Politics

Trump Adds Another Anti-Science, Anti-Choice Woman to Oversee Critical Health Programs

US President Donald Trump speaks during a Change of Command ceremony as Admiral Karl Schultz takes over from Admiral Paul Zukunft as the Commandant of the US Coast Guard at US Coast Guard Headquarters in Washington, DC, June 1, 2018. (Photo by SAUL LOEB / AFP)        (Photo credit should read SAUL LOEB/AFP/Getty Images)
Donald Trump speaks on June 1, 2018.
SAUL LOEB/AFP/Getty Images

The newest addition to Donald Trump’s ragtag band of anti-science religious fundamentalists at the Department of Health and Human Services is Diane Foley, who will help manage the federal government’s family-planning program. Foley’s dubious qualifications include leading a set of anti-abortion centers, giving speeches about accepting God’s word as the ultimate truth, and passing herself off as a practicing doctor when she has no medical license.

HHS announced in a tweet on Tuesday that Foley will join the agency’s new Office of Population Affairs as deputy assistant secretary, replacing Teresa Manning. Manning, a former anti-abortion lobbyist who insisted that contraception “doesn’t work” to prevent pregnancy, resigned in January after less than a year on the job.

Foley’s views on reproductive health are no more in line with science and accepted standards of health care than Manning’s. Until last year, she was the president and CEO of the Life Network, an organization that operates two anti-abortion crisis pregnancy centers in Colorado Springs that run abstinence-only education programs for teens. The purpose of crisis pregnancy centers is to convince women not to have abortions, sometimes after luring them in with deceptive advertising that makes them seem like abortion clinics or general health facilities. “Through our pregnancy centers we have the opportunity to see God use the miracle of ultrasound to change and save lives,” Life Network’s website says. The first element of its mission is “presenting the gospel of Jesus Christ.”

Life Network and Foley both promote an idea they call “post-abortion syndrome,” whose stated symptoms include “guilt, anxiety, feeling numb, depression, avoiding babies and pregnant women, inability to bond with future children, eating disorders, drug and alcohol abuse, [and] fear of infertility.” No medical authority has recognized the existence of such a syndrome. Women are more sure of their decisions to get abortions than their decisions to get knee surgery, and one large study found that, over three years after an abortion, 95 percent of women remained sure it was the right choice.

In a 2016 presentation she gave on abortion and the importance of a “Biblical worldview,” Foley said that, as a doctor, when a patient presented with substance-abuse problems or depression, she’d ask them if they’d ever had an abortion. After an abortion, she said she told them, “there is difficulty with relationships, many times there is misuse or abuse of alcohol or other drugs, depression, suicidal thoughts, decreased self-esteem, many times we see this as risky sexual behaviors that come out as a part of that.” These statements, presented by Foley as medical advice, have not been supported by medical research. They also echo the viewpoints of leading anti-abortion advocate Charmaine Yoest, who made several claims, against all evidence, that abortion causes breast cancer. Trump appointed Yoest to HHS in April 2017; she stepped down in February to join the Office of National Drug Control Policy.

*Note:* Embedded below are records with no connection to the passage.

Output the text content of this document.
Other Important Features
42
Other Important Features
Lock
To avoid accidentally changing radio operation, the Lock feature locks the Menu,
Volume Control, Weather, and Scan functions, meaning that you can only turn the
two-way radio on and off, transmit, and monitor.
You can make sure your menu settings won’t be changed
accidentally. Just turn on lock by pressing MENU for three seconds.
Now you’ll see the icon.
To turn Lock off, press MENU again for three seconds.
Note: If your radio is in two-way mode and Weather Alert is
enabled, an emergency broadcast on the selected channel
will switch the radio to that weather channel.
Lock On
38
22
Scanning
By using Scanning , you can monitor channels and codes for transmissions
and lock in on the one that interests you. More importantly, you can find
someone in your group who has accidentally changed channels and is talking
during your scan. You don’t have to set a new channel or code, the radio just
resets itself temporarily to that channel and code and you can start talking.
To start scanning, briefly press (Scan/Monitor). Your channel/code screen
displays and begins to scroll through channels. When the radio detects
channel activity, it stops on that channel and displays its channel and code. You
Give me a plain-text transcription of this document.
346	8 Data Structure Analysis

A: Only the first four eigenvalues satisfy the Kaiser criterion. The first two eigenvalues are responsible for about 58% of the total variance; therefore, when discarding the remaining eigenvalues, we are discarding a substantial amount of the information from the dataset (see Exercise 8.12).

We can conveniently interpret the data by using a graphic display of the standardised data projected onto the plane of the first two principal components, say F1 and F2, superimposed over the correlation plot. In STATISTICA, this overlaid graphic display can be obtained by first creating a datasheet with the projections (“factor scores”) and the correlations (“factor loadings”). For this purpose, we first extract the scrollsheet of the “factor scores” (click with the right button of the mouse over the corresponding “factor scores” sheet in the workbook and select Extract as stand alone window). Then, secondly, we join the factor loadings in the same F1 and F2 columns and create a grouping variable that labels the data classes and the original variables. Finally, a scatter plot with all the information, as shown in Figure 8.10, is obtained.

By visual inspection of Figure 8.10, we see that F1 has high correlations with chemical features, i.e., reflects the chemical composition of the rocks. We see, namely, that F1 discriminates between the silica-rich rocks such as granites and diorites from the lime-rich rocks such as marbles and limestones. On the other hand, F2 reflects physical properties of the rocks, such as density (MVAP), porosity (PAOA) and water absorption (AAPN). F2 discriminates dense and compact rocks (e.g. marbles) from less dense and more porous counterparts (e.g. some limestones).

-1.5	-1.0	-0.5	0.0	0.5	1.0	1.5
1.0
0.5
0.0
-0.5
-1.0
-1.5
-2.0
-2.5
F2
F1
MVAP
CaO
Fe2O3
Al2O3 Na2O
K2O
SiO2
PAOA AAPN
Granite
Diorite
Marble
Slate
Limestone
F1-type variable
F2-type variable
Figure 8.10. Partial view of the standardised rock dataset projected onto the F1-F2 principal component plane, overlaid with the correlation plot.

At HHS, Foley will be a primary overseer of Title X, the federal program that provides subsidized contraception and screenings for cancer and STIs for low-income Americans. The Trump administration’s last appointee for the role didn’t believe contraception worked; Foley has said it is “sexual harassing” to teach teenagers how to use condoms. Foley will join senior policy advisor Valerie Huber, a top abstinence-only advocate whose organization’s curriculum told teenagers they should “be prepared to die” if they have sex before marriage, in leading the contraception program.

Correction, June 1, 2018: This post originally cited research from Equity Forward that stated that Foley had never been licensed to practice medicine in Colorado. She was, under the name Deborah.